The main limitations of US assessment of breast implant are the reverberation artifacts in the anterior part of the implant and the marked attenuation of the US beam by silicone which does not allow to evaluate the posterior wall of the prosthesis [1, 18].

In our series, US showed overall sensitivity, specificity, and accuracy values of 79, 63, and 70 %, respectively, in recognizing implant rupture signs. In particular, in case of extra-capsular rupture, a 100 % diagnostic accuracy was obtained for US diagnosis. On the contrary, in case of intra-capsular rupture, the previous values referring to sensitivity, specificity, accuracy, PPV, and NPV decreased to 63, 63, 63, 45, and 77 %, respectively, for US examination. In fact, thirty false negative cases at US included 18 implants with intra-capsular rupture signs mainly localized along the posterior implant wall and by 12 implants with minimal detachment of the implant shell from the fibrous capsule. Sixty false positive cases at US were represented by implants with complex radial folds mimicking intra-capsular rupture in 42 cases and by inhomogeneous content in 18, not confirmed by the subsequent MRI control.

Our data resulted to be consistent with Di Benedetto et al. who reported a sensitivity and specificity, respectively, of 77 and 69 % for US diagnosis of implant rupture. In fact, they concluded that US is a very specific method in detecting extra-capsular rupture, which is less frequent but represents an absolute indication for surgical removal. However, they proposed MRI not only in those cases where US yields suspicious or inconclusive results, but also in case of detection of intra-capsular rupture at mammography and US because of their low specificity [15].

In our experience, US detected extra-capsular rupture in all cases, while in case of suspected intra-capsular rupture, a sensitivity and specificity of 63 % were found. Therefore, in case of extra-capsular rupture US diagnosis, MRI could be avoided and surgical implant removal could be directly performed, while in case of US intra-capsular rupture signs, MRI should be performed in all cases in order to confirm diagnosis.

Finally, the almost perfect agreement between the two radiologists was found in our series confirming the reliability of the US examination in this field.

However, our study has some limitations, mainly represented by the relatively small size of the examined sample; the occurrence of only single lumen silicone gel implants; the lack of a true gold standard because of the use of a 6-month follow-up MR as a negative confirmation.

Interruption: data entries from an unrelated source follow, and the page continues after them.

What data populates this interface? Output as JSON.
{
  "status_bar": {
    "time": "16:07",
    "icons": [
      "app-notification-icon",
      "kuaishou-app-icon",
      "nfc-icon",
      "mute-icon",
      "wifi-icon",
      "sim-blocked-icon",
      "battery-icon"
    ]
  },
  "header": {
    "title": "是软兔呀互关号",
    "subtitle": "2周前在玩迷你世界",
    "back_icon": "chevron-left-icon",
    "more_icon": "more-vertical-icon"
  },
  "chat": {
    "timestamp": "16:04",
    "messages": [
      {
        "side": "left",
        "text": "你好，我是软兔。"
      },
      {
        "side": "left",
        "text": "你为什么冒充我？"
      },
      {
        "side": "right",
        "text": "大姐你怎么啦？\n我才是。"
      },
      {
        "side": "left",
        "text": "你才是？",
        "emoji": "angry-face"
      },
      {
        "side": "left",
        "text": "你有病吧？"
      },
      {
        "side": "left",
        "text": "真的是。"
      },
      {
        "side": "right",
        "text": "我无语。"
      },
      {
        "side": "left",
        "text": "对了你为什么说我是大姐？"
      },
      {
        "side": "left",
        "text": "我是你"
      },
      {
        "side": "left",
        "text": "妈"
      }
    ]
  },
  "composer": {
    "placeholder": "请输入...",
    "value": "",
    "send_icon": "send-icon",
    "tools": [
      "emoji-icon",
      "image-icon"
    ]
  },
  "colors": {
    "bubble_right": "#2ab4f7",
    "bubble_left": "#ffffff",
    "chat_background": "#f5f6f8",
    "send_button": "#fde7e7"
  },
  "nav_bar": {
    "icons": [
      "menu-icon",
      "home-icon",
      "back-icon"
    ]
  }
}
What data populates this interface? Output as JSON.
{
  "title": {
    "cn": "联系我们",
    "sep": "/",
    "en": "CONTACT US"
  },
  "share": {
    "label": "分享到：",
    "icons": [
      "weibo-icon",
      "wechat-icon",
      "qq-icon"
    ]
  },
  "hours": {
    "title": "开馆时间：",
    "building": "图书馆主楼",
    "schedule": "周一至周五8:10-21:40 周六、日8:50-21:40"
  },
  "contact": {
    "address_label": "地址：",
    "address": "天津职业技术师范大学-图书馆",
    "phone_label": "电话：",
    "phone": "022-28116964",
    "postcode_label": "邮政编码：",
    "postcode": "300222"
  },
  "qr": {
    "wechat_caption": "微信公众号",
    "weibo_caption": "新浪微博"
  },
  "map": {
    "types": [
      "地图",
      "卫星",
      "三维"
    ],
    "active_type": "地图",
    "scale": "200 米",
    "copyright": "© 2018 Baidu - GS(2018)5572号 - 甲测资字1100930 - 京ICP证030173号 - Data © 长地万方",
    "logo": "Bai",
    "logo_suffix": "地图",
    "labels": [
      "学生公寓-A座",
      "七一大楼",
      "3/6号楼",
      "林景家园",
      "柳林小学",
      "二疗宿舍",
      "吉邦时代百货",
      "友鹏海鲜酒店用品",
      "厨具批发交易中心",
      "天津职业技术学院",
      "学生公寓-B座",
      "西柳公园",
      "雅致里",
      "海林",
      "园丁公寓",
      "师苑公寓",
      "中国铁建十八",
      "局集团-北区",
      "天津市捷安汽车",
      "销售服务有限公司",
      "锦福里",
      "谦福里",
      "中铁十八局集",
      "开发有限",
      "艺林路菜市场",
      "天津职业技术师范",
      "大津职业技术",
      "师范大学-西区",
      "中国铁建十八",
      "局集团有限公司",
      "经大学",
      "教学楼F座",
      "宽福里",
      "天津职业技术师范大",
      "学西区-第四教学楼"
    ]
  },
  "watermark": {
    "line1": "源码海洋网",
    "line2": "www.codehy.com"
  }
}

Besides, the presence of symptomatic patients in our sample could represent a selection bias because the sensitivity and specificity on a symptomatic sample have been shown to be higher in comparison with studies using an asymptomatic sample.

Therefore, further studies are needed in order to evaluate the diagnostic accuracy of US in detecting rupture signs on different kinds of implants, such as double lumen or saline-filled implants.

In conclusion, US can be used as the first examination in the follow-up of patients with breast implants. The US detection of intra-capsular rupture requires further evaluation by means of MRI which represents the most sensitive technique in this field. In case of extra-capsular rupture US diagnosis, surgical implant removal could be proposed without further investigations.